Early plans for Marvel's "Wolverine" envisioned the hero as a mutated wolverine that thinks it's a man.

And Batman's most famous foe, the Joker, would have been a very short-lived one, killed off in 1940's "Batman" No. 1, if not for a last-minute editorial change.

These are just a few of the many gems contained in "Was Superman a Spy?" a new book from Penguin Group's Plume imprint that "demystifies all the interesting stories, unbelievable anecdotes, wacky rumors and persistent myths" from decades of comic book history.

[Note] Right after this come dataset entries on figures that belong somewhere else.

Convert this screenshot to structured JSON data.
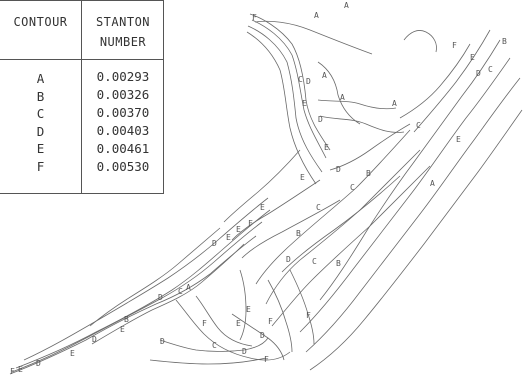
{
  "legend": {
    "header_contour": "CONTOUR",
    "header_stanton_1": "STANTON",
    "header_stanton_2": "NUMBER",
    "rows": [
      {
        "label": "A",
        "value": "0.00293"
      },
      {
        "label": "B",
        "value": "0.00326"
      },
      {
        "label": "C",
        "value": "0.00370"
      },
      {
        "label": "D",
        "value": "0.00403"
      },
      {
        "label": "E",
        "value": "0.00461"
      },
      {
        "label": "F",
        "value": "0.00530"
      }
    ]
  },
  "contour_label_letters": [
    "A",
    "B",
    "C",
    "D",
    "E",
    "F"
  ],
  "colors": {
    "line": "#6a6a6a",
    "text": "#333333",
    "background": "#ffffff"
  }
}
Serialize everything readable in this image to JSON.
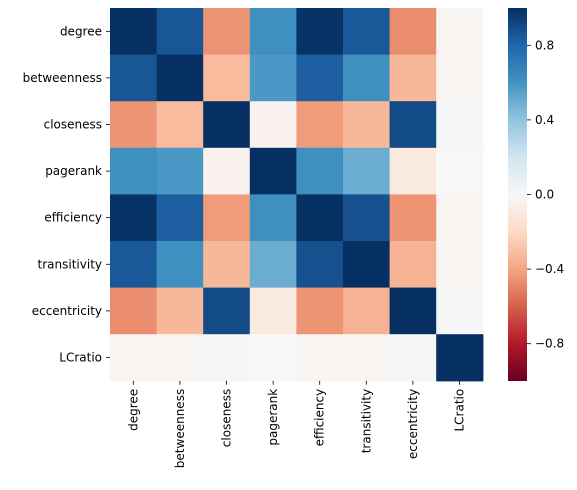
{
  "chart_data": {
    "type": "heatmap",
    "title": "",
    "xlabel": "",
    "ylabel": "",
    "rows": [
      "degree",
      "betweenness",
      "closeness",
      "pagerank",
      "efficiency",
      "transitivity",
      "eccentricity",
      "LCratio"
    ],
    "columns": [
      "degree",
      "betweenness",
      "closeness",
      "pagerank",
      "efficiency",
      "transitivity",
      "eccentricity",
      "LCratio"
    ],
    "values": [
      [
        1.0,
        0.86,
        -0.45,
        0.62,
        0.99,
        0.85,
        -0.47,
        -0.02
      ],
      [
        0.86,
        1.0,
        -0.32,
        0.58,
        0.83,
        0.62,
        -0.33,
        -0.02
      ],
      [
        -0.45,
        -0.32,
        1.0,
        -0.04,
        -0.43,
        -0.33,
        0.9,
        0.01
      ],
      [
        0.62,
        0.58,
        -0.04,
        1.0,
        0.62,
        0.5,
        -0.1,
        0.0
      ],
      [
        0.99,
        0.83,
        -0.43,
        0.62,
        1.0,
        0.88,
        -0.45,
        -0.02
      ],
      [
        0.85,
        0.62,
        -0.33,
        0.5,
        0.88,
        1.0,
        -0.35,
        -0.02
      ],
      [
        -0.47,
        -0.33,
        0.9,
        -0.1,
        -0.45,
        -0.35,
        1.0,
        0.01
      ],
      [
        -0.02,
        -0.02,
        0.01,
        0.0,
        -0.02,
        -0.02,
        0.01,
        1.0
      ]
    ],
    "colormap": "RdBu",
    "vmin": -1.0,
    "vmax": 1.0,
    "colorbar": {
      "ticks": [
        0.8,
        0.4,
        0.0,
        -0.4,
        -0.8
      ],
      "tick_labels": [
        "0.8",
        "0.4",
        "0.0",
        "−0.4",
        "−0.8"
      ],
      "placement": "right"
    },
    "grid": false,
    "legend": "none"
  }
}
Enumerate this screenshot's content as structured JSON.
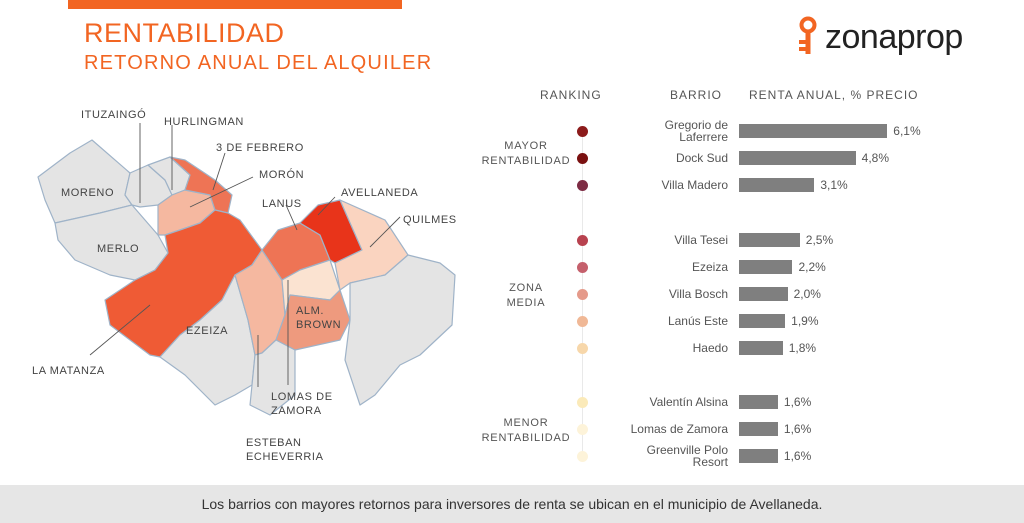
{
  "header": {
    "title": "RENTABILIDAD",
    "subtitle": "RETORNO ANUAL DEL ALQUILER",
    "brand": "zonaprop"
  },
  "colors": {
    "accent": "#f26522",
    "bar": "#7f7f7f",
    "map_base": "#e4e4e4",
    "map_border": "#9fb3c8"
  },
  "map": {
    "labels": {
      "ituzaingo": "ITUZAINGÓ",
      "hurlingman": "HURLINGMAN",
      "tres_febrero": "3 DE FEBRERO",
      "moron": "MORÓN",
      "avellaneda": "AVELLANEDA",
      "lanus": "LANUS",
      "quilmes": "QUILMES",
      "moreno": "MORENO",
      "merlo": "MERLO",
      "ezeiza": "EZEIZA",
      "alm_brown_1": "ALM.",
      "alm_brown_2": "BROWN",
      "la_matanza": "LA MATANZA",
      "lomas_1": "LOMAS DE",
      "lomas_2": "ZAMORA",
      "esteban_1": "ESTEBAN",
      "esteban_2": "ECHEVERRIA"
    }
  },
  "ranking": {
    "headers": {
      "ranking": "RANKING",
      "barrio": "BARRIO",
      "renta": "RENTA ANUAL, % PRECIO"
    },
    "groups": {
      "mayor_1": "MAYOR",
      "mayor_2": "RENTABILIDAD",
      "media_1": "ZONA",
      "media_2": "MEDIA",
      "menor_1": "MENOR",
      "menor_2": "RENTABILIDAD"
    }
  },
  "chart_data": {
    "type": "bar",
    "orientation": "horizontal",
    "ylabel": "RENTA ANUAL, % PRECIO",
    "unit": "%",
    "categories": [
      "Gregorio de Laferrere",
      "Dock Sud",
      "Villa Madero",
      "Villa Tesei",
      "Ezeiza",
      "Villa Bosch",
      "Lanús Este",
      "Haedo",
      "Valentín Alsina",
      "Lomas de Zamora",
      "Greenville Polo Resort"
    ],
    "label_lines": [
      [
        "Gregorio de",
        "Laferrere"
      ],
      [
        "Dock Sud"
      ],
      [
        "Villa Madero"
      ],
      [
        "Villa Tesei"
      ],
      [
        "Ezeiza"
      ],
      [
        "Villa Bosch"
      ],
      [
        "Lanús Este"
      ],
      [
        "Haedo"
      ],
      [
        "Valentín Alsina"
      ],
      [
        "Lomas de Zamora"
      ],
      [
        "Greenville Polo",
        "Resort"
      ]
    ],
    "values": [
      6.1,
      4.8,
      3.1,
      2.5,
      2.2,
      2.0,
      1.9,
      1.8,
      1.6,
      1.6,
      1.6
    ],
    "value_labels": [
      "6,1%",
      "4,8%",
      "3,1%",
      "2,5%",
      "2,2%",
      "2,0%",
      "1,9%",
      "1,8%",
      "1,6%",
      "1,6%",
      "1,6%"
    ],
    "groups": [
      "mayor",
      "mayor",
      "mayor",
      "media",
      "media",
      "media",
      "media",
      "media",
      "menor",
      "menor",
      "menor"
    ],
    "dot_colors": [
      "#8c1b1b",
      "#7a1010",
      "#7d2c44",
      "#b8424f",
      "#c5606c",
      "#e59a8a",
      "#f0b896",
      "#f7d7aa",
      "#fbeab9",
      "#fdf3d9",
      "#fdf3d9"
    ],
    "xlim": [
      0,
      6.5
    ]
  },
  "footer": {
    "text": "Los barrios con mayores retornos para inversores de renta se ubican en el municipio de Avellaneda."
  }
}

The book was spun out of writer Brian Cronin's ongoing online column Comic Book Legends Revealed, which he started about four years ago. The column, in turn, was sparked by an item he wrote for his Comics Should Be Good! blog about writer-artist Walt Simonson's stint on "Fantastic Four." Problem was, the item - which mentioned a list Simonson had supposedly kept of past appearances by the villainous Doctor Doom that he thought should be ignored - was wrong; there was no such list.

"Walt e-mailed me and said, ‘Actually, that's not what happened,'" Cronin recalled. And that got him thinking about "all these various little stories and rumors" that he'd heard over the years as a comic book fan. So he began investigating comic book "urban legends."

"I figured I had maybe a dozen legends in me, period, not even a column," he said. "But as I kept going, people starting sending in stories."

Over the years, Cronin has investigated everything from how the original Green Lantern was shoved off the cover of his own comic book to make room for a dog to "Star Trek: The Next Generation" star Jonathan Frakes' early appearances as Captain America at comic book conventions. ("Frakes took the role seriously and was an excellent Captain America, putting up with the fans and their questions with grace and aplomb," Cronin writes.)

"It's amazing when I look back," he said. "When I first started, I just had this little tiny notebook where I would just write ideas, and when I ended up confirming yes or no, I would cross them out. After a while, that just became quite silly, so I put it all onto the computer."

Cronin is an attorney in New York; his years at Fordham Law School helped hone his research skills, which come in handy when trying to track down the truth beyond comic book myths.

"One of the reasons I chose law was I was an English and history major in college. I was looking at law as something that would match the research part of history with the writing aspect of English, and that pretty much is what the column is."

His column passed its 200th installment not long ago. The items that get the most fan response, Cronin said, typically  involve comics' big guns - characters such as Spider-Man, Batman and the X-Men.

"But some of the most fascinating ones," he said, "are about the more obscure characters." He mentioned a recent column he did on Skippy peanut butter and how it co-opted the name Skippy from a popular comic strip.

"Nobody thinks of the comic strip character anymore," he said.

Cronin recently started delving into legends from sports and entertainment at www.legendsrevealed.com. His Comic Book Legends Revealed also appears at www.comicbookresources.com.